By Jason Klein
My iPhone wouldn’t turn on.
It wouldn’t charge, connect to a network, or receive a call. A spilled glass of water was the culprit, but all fingers were pointed squarely at me. I was the one who accidently left my device next to cell phone kryptonite.
I was frustrated, annoyed, and upset with myself for the gaffe.
I felt isolated from the world. All alone.
No one could get through to me.
In a panic, I put life on hold, and headed to the Apple Store to try and restore my method of communication.
Ironically, while there, I ran into a man who once heard me loud and clear.
It was 1996. I was a sophomore at Yorktown High School in Westchester, NY, and had serious concerns about what direction I wanted to take my life. Looking back, I guess I was no different than any other sixteen year-old. For some reason, though, figuring out my career path was very important to me at an early age. At times, it consumed me.
Professionally, I just wanted to know where I’d fit in. My indecisiveness often left me feeling isolated from the world. All alone.
Everyone had advice, but nothing seemed to fit.
No one could get through to me.
Then came Forrest Douds.
He was my high school guidance counselor and I craved guidance. We had talked several times in the past – mostly about football, and his father, the first head coach in Pittsburgh Steelers history – but this time we huddled up to discuss my future. With encouragement and compassion, Douds analyzed my situation.
Our broad, and lengthy talk concluded with a single, focused plan of attack. We decided I should make a career out of my two passions (sports and writing) and that somehow, I would have to meet a former student of his, Rick Cerrone.
Cerrone, also a Yorktown High School graduate, had once engaged in a similar conversation with Douds.
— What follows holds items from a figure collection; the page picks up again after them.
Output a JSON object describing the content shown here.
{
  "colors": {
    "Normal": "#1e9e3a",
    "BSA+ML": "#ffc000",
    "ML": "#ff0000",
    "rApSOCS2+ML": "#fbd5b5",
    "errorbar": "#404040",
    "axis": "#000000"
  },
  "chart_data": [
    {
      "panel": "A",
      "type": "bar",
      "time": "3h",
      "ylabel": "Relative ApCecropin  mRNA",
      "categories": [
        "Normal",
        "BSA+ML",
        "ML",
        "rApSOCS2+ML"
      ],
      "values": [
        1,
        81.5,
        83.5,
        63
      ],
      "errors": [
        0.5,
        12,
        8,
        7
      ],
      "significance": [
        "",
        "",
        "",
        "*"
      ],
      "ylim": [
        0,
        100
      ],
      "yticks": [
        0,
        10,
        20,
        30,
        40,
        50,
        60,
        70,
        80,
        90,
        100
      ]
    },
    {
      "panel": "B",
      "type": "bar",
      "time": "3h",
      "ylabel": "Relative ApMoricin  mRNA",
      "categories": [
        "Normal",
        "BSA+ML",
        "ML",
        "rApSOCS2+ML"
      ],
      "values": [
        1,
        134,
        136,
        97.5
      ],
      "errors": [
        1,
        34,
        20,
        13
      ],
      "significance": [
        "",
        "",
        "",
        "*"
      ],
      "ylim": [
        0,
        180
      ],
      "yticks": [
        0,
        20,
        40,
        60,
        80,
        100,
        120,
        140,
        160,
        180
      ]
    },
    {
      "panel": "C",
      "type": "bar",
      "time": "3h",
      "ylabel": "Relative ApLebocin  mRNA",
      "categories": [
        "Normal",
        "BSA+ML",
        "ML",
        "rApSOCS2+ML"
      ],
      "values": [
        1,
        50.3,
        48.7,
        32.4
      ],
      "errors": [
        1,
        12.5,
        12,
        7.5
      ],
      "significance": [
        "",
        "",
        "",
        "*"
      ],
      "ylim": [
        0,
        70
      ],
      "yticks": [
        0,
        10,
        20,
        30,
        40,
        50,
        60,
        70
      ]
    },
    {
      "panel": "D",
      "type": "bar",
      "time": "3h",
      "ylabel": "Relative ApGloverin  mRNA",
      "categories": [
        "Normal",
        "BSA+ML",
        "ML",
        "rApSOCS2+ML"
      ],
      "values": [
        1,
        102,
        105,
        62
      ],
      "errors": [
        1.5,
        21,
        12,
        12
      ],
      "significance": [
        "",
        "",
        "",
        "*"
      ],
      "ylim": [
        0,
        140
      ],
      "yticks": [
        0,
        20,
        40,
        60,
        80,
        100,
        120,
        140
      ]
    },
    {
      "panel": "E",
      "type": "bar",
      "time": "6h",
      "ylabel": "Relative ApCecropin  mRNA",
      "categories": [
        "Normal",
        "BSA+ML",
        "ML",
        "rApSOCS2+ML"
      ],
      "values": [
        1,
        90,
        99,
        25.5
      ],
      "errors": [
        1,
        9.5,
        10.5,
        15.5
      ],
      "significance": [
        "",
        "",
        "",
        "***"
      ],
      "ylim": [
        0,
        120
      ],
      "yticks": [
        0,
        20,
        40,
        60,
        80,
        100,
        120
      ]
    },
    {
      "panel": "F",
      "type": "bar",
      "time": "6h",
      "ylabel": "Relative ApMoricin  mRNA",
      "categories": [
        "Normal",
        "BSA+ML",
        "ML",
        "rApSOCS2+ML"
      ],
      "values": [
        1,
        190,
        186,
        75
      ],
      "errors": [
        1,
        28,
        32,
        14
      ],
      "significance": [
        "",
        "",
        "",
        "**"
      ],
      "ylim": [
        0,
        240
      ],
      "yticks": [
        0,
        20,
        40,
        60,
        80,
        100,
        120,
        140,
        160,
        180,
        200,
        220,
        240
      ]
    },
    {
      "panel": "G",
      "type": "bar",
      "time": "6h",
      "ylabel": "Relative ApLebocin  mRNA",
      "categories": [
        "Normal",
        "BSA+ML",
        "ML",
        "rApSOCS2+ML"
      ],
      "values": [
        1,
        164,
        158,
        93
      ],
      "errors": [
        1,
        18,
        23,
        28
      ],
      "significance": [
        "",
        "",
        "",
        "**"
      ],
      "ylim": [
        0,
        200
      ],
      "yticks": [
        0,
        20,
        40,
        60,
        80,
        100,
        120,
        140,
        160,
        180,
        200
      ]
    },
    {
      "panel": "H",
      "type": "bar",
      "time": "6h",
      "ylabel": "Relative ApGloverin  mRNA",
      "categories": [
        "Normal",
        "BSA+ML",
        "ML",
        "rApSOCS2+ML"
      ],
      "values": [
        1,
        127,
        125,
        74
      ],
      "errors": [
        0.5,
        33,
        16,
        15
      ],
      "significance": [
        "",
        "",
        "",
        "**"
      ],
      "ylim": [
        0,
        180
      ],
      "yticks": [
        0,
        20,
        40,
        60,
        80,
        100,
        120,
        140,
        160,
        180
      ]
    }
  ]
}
Combining his own love of sports and writing, Cerrone went on to become the Director of Media Relations and Publicity for the New York Yankees – a role he held from 1996-2006, spanning 6 World Series appearances and 4 championships.
Back then, Cerrone’s schedule was tighter than a Yankees-Red Sox Pennant Race. An actual meeting with him, as Douds had suggested, would be difficult to swing.
Getting together with him seemed unimportant at the time though. Just hearing that a local kid had made it in professional sports was enough motivation for me. Yet, just a few hours after Douds told me his story, Cerrone randomly showed up at Yorktown High School. Unannounced and unbeknownst to Douds, he happened to be in the area and decided to visit the man who had once helped him find his own way.
Fate? Coincidence? Didn’t matter. I had my meeting.
I was fortunate enough to spend some time chatting with Cerrone about his career path, and quickly developed a nice relationship. Through the years, I would periodically pop into the Press Box at Yankee Stadium to meet up with him during games. I made a habit of checking in from time-to-time, to update him on my career, or give him a quick call to say hello.
Something I couldn’t do without a phone, though.
Several hours had passed now, and I still couldn’t power up my device. Some Genius at the Apple Store informed me that the phone was beyond repair, and I’d have to invest in a new one. The revelation left me even more frustrated, and for the moment, still isolated. In need of a quick pick-me-up, I decided to take a walk before committing to the unexpected purchase.
Then came Forrest Douds. Again.
I hadn’t seen him since graduating in 1998, and there he stood, inside Lids, chatting with the kid at the register about his father’s 1933 stint with the Steelers. It was surreal.
I approached him from behind and patiently waited for a break in his conversation to jump in. The Lids employee noticed me hovering and asked if I had a question. I replied, “Not for you…but for him.”
I pointed at Douds.
“Forrest Douds?” I asked.
“Yes,” he replied.
“Jason Klein…Yorktown High School,” I continued.
His eyes opened wider than a 300-pound lineman.
What ensued was a true testament to just how dedicated Douds was, and still is, to all of his students. Though fifteen years had passed, it may as well have been fifteen minutes. To my surprise, he remembered everything about me. He jumped right into conversation, asked how my writing career was going, wanted to hear how my parents were doing, and even referenced our fateful meeting with Cerrone.
“I tell that story all the time,” he gushed.
“So do I,” I admitted.
Throughout our talk, Douds showered me with praise and recounted fond memories he had of me as a student.
We talked a little football too, naturally. Now a high school football coach, Douds glowingly spoke about his current roster. He loved his players, and loved life. His passion was infectious. For the moment, I realized just how insignificant my dead phone really was.
Douds got through to me again.
Despite my technological limitations, we exchanged contact info – the old-fashioned way, with a pen and paper – and wished each other continued luck and success moving forward.
Before heading back to the Apple Store, I asked that he stay in touch with me.
With a new iPhone in my pocket, he’d have no trouble getting through to me.